PROVIDENCE, R.I. (AP) – Jeff Derderian, co-owner of The Station nightclub where a fast-moving fire killed 100 people and injured scores of others, resigned from his position as a reporter at WPRI television, according to a statement released Monday.

Derderian’s resignation was effective immediately, the statement said.

An official at WPRI-TV referred all questions to a public relations firm. Steve Maurano, a spokesman with Duffy & Shanley Inc., would not release details on the resignation, saying the television station does not discuss personnel matters. Maurano would not say whether the decision to resign was Derderian’s or the television station’s.

Derderian’s attorney did not immediately return a phone message seeking comment.

Derderian, 36, was a longtime reporter in Rhode Island and worked at WHDH-TV in Boston, an NBC affiliate, from September 1997 until this January.

He became a reporter at WPRI, a CBS affiliate in East Providence, on Feb. 17, three days before a fire ripped through the West Warwick nightclub he co-owned with his brother, Michael.

Jeff Derderian has been getting paid, but has not worked since the blaze, which started when a band’s pyrotechnics set fire to foam that had been placed around the stage as soundproofing.

Derderian was at The Station nightclub on the night of the fire.

“It was very difficult to express what I experienced at the club that evening, trying to get people out safely,” an emotional Derderian said during a news conference two days after the fire. “Please know I tried as hard as I could.

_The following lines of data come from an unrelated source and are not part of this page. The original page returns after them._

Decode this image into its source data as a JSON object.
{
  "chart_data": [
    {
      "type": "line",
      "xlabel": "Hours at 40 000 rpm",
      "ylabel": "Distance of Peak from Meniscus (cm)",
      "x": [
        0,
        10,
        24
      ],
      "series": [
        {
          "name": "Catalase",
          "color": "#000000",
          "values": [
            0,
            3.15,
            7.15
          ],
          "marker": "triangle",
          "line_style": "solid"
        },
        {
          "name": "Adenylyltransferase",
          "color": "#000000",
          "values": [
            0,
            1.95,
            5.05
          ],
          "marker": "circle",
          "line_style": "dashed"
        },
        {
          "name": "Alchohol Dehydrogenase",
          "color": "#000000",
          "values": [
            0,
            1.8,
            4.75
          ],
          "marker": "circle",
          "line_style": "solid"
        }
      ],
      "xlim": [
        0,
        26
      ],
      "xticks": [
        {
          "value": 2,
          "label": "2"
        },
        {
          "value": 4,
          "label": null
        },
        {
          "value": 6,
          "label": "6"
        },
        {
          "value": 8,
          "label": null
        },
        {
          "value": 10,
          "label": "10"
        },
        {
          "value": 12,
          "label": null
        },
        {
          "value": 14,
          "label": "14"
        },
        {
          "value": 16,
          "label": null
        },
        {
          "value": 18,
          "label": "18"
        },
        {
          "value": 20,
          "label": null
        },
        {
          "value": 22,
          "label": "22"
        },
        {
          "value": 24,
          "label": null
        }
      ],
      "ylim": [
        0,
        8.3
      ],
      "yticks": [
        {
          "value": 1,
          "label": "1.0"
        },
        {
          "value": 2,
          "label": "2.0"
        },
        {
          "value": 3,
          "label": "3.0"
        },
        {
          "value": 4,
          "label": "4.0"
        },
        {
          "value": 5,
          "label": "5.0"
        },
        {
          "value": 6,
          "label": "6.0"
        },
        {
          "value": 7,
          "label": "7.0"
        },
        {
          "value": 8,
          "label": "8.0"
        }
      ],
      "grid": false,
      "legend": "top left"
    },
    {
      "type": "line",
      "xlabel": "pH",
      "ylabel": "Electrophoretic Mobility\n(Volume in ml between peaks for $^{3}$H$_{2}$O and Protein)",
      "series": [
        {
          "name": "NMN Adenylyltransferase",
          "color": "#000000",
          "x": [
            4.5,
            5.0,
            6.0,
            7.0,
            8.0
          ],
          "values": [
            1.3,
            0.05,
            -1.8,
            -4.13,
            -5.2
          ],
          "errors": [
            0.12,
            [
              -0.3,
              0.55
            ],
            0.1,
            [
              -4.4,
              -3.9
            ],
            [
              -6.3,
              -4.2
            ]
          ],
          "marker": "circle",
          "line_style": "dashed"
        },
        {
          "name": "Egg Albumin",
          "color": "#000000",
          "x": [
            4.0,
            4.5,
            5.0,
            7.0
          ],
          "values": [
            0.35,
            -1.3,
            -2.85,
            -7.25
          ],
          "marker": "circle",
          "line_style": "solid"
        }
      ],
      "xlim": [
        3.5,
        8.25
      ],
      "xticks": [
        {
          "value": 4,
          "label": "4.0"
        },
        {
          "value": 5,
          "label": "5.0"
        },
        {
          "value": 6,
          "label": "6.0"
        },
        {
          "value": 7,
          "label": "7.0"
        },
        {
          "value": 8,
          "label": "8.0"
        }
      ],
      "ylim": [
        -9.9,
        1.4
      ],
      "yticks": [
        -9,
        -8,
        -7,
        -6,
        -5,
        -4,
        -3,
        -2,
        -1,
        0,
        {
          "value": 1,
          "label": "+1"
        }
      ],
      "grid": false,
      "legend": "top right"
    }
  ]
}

Many people didn’t make it out and that is a horror that will haunt my family and I for the rest of our lives.”

He and his brother insist they did not know the band Great White planned to use pyrotechnics during its concert. Members of the band claim otherwise.

A grand jury is investigating to determine whether criminal charges are warranted.

The Derderians bought The Station nightclub in March 2000, and purchased a type of packaging foam to use as soundproofing in late June 2000, after police had warned them of neighbors’ complaints about noise.

A cameraman for WPRI also was at the nightclub that night, collecting video footage for a story on safety in public places. Photographer Brian Butler captured pictures of the pyrotechnic display and the flames that spread throughout the club.

WPRI has said The Station nightclub was not the subject of the report and there was no plan to publicize or promote the club.

The television station had confirmed that Derderian was the reporter assigned to the story.